Jeffrey Sachs: "On by oczywiście tego nie aprobował. Ja też nie jestem za marnowaniem pieniędzy. [...] Ale nie można oszczędzać na tym co najważniejsze: na niezbędnych wydatkach społecznych i infrastrukturze [...] Natomiast jestem bardzo przeciwny cięciu podatków w nadziei na zwiększenie popytu. Bo to powiększa deficyt a nie daje pewności efektu rynkowego"

[...]

(str.24)

Jacek Żakowski: "Słysząc jak przekonuje pan do podnoszenia podatków, rozbudowania programów socjalnych, zwiększania deficytu, utrzymywania nierówności społecznych w ryzach, mam wrażenie że słucham całkiem innego Jeffa Sachsa niż 20 la temu kiedy przywiózł pan do Polski ideę bolesnej terapii szokowej. Co się stało z tym Jeffreyem Sachsem?"
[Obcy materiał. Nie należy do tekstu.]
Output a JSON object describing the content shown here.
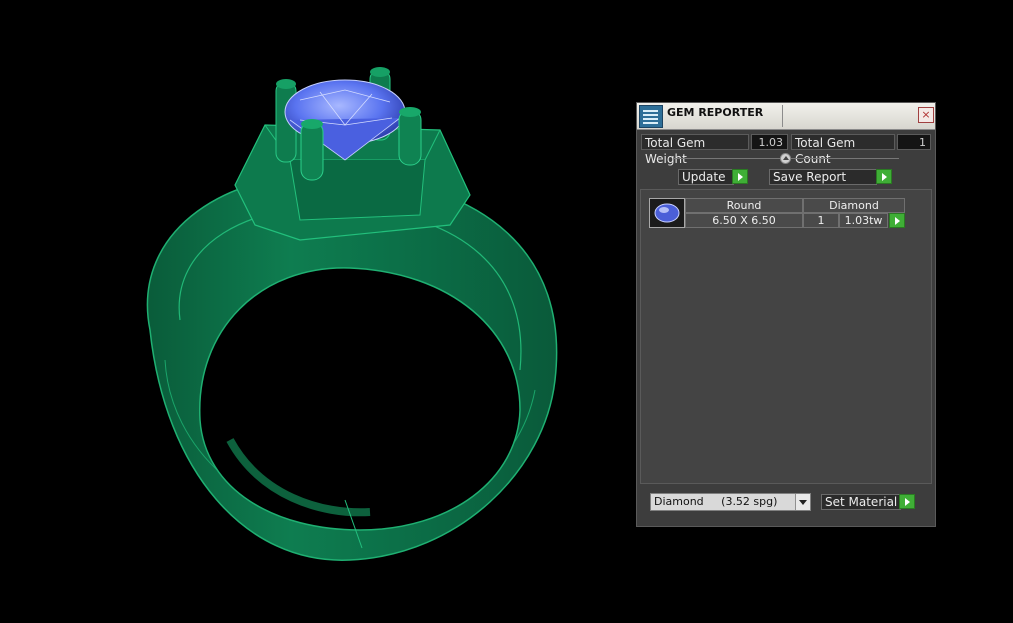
{
  "window": {
    "title": "GEM REPORTER",
    "close_label": "×"
  },
  "summary": {
    "weight_label": "Total Gem Weight",
    "weight_value": "1.03",
    "count_label": "Total Gem Count",
    "count_value": "1"
  },
  "actions": {
    "update_label": "Update",
    "save_label": "Save Report"
  },
  "table": {
    "headers": [
      "Round",
      "Diamond"
    ],
    "rows": [
      {
        "size": "6.50 X 6.50",
        "count": "1",
        "weight": "1.03tw"
      }
    ]
  },
  "material": {
    "selected": "Diamond     (3.52 spg)",
    "set_label": "Set Material"
  },
  "colors": {
    "ring": "#0c7a4f",
    "gem": "#4b6cf0",
    "button_green": "#3fae36"
  }
}
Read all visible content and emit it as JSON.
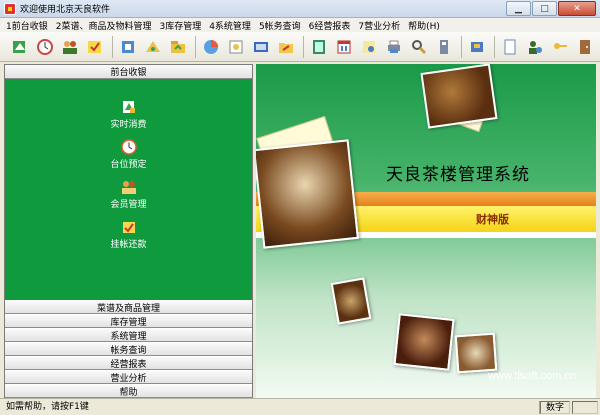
{
  "window": {
    "title": "欢迎使用北京天良软件"
  },
  "menu": [
    "1前台收银",
    "2菜谱、商品及物料管理",
    "3库存管理",
    "4系统管理",
    "5帐务查询",
    "6经营报表",
    "7营业分析",
    "帮助(H)"
  ],
  "toolbar": {
    "icons": [
      "realtime-consume-icon",
      "reserve-clock-icon",
      "members-icon",
      "checkout-icon",
      "menu-book-icon",
      "goods-icon",
      "materials-icon",
      "stock-icon",
      "inventory-icon",
      "report-book-icon",
      "folder-icon",
      "monitor-icon",
      "calendar-icon",
      "notes-icon",
      "print-icon",
      "query-icon",
      "disk-icon",
      "users-icon",
      "document-icon",
      "user-settings-icon",
      "key-icon",
      "exit-door-icon"
    ]
  },
  "left_panel": {
    "top_header": "前台收银",
    "nav_items": [
      {
        "label": "实时消费",
        "icon": "realtime-consume-icon"
      },
      {
        "label": "台位预定",
        "icon": "clock-icon"
      },
      {
        "label": "会员管理",
        "icon": "members-icon"
      },
      {
        "label": "挂帐还款",
        "icon": "pay-back-icon"
      }
    ],
    "bottom_headers": [
      "菜谱及商品管理",
      "库存管理",
      "系统管理",
      "帐务查询",
      "经营报表",
      "营业分析",
      "帮助"
    ]
  },
  "splash": {
    "title": "天良茶楼管理系统",
    "edition": "财神版",
    "url": "www.tlsoft.com.cn",
    "colors": {
      "green": "#109a3e",
      "orange": "#e67f1e",
      "yellow": "#f5d317"
    }
  },
  "status": {
    "help_text": "如需帮助，请按F1键",
    "num_lock": "数字"
  }
}
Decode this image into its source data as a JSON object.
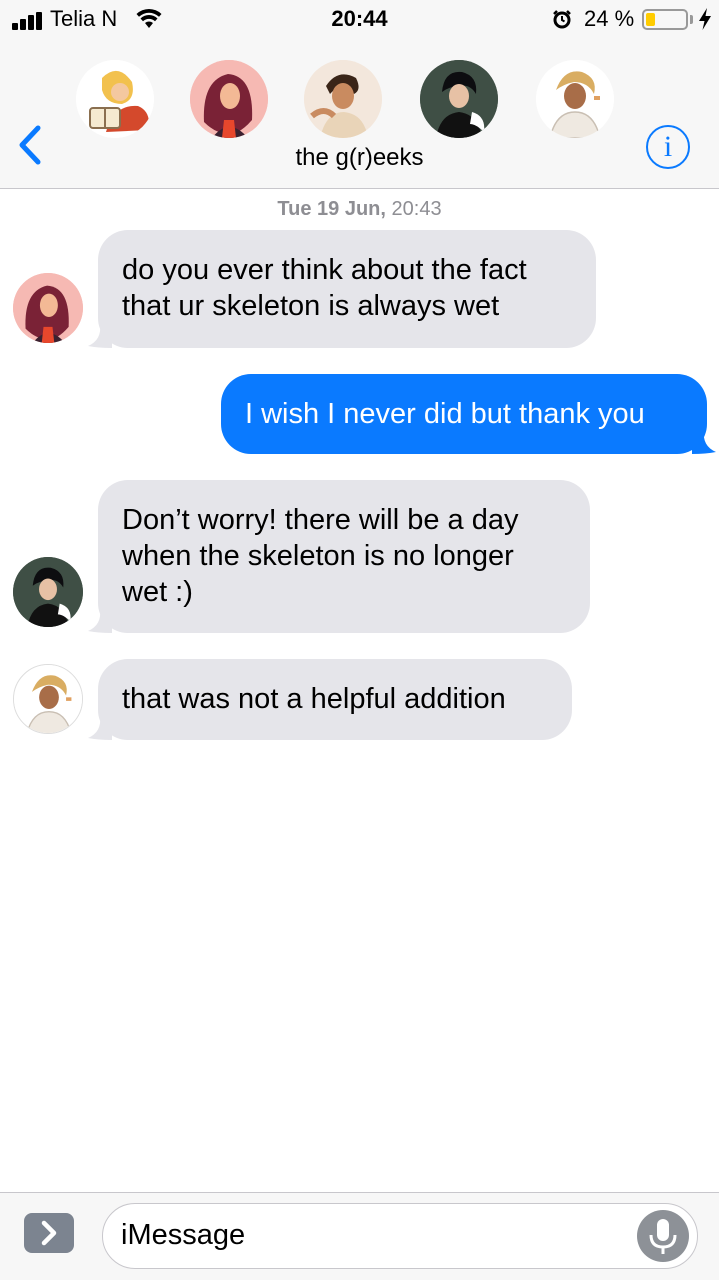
{
  "status_bar": {
    "carrier": "Telia N",
    "time": "20:44",
    "battery_percent": "24 %",
    "battery_level": 0.24,
    "battery_color": "#ffcc00"
  },
  "header": {
    "title": "the g(r)eeks",
    "back_icon": "chevron-left-icon",
    "info_icon": "info-icon",
    "info_glyph": "i",
    "accent_color": "#0a7aff"
  },
  "conversation": {
    "timestamp_day": "Tue 19 Jun,",
    "timestamp_time": "20:43",
    "messages": [
      {
        "direction": "received",
        "lines": [
          "do you ever think about the fact",
          "that ur skeleton is always wet"
        ]
      },
      {
        "direction": "sent",
        "lines": [
          "I wish I never did but thank you"
        ]
      },
      {
        "direction": "received",
        "lines": [
          "Don’t worry! there will be a day",
          "when the skeleton is no longer",
          "wet :)"
        ]
      },
      {
        "direction": "received",
        "lines": [
          "that was not a helpful addition"
        ]
      }
    ]
  },
  "composer": {
    "placeholder": "iMessage",
    "apps_icon": "chevron-right-icon",
    "mic_icon": "microphone-icon"
  }
}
Jeffrey Sachs: "Pewnie wiem trochę więcej o ekonomii i życiu. Ale zmieniłem się mniej niż pan myśli [...]"

na koniec wywiadu Jeffrey Sach mówi:
"Ekonomia nie może być nauką o harmonijnym pięknie. To jest nauka o narzędziach ułatwiających społeczeństwom życie. W ekonomii nie chodzi o piękno, ale o przetrwanie. Tego nie da się zrozumieć, dopóki widzi się świat z okien gabinetów w ministerstwach, think-tankach i uniwersytetach. Jak nie da się uprawiać medycyny nie chodząc do szpitala a nawet do prosektorium, tak nie da się uprawiać ekonomii jeśli się nie dotknie realnego życia, jeżeli widzi się tylko ekonomię a nie społeczeństwo w którym ono działa."

Czarek Czerwiński

Jak oglądam ostatnio w TVN Balcerowicza, wychwalającego własne reformy, bez żadnej kontry, to po prostu niedobrze się robi. A z kolekcjonowania książek mogą wynikać coraz ciekawsze rzeczy, jak się okazuje :). Ja przeżywam swoiste deja vu, oglądając peerelowskie kroniki filmowe. Lecą często na Kino Polska.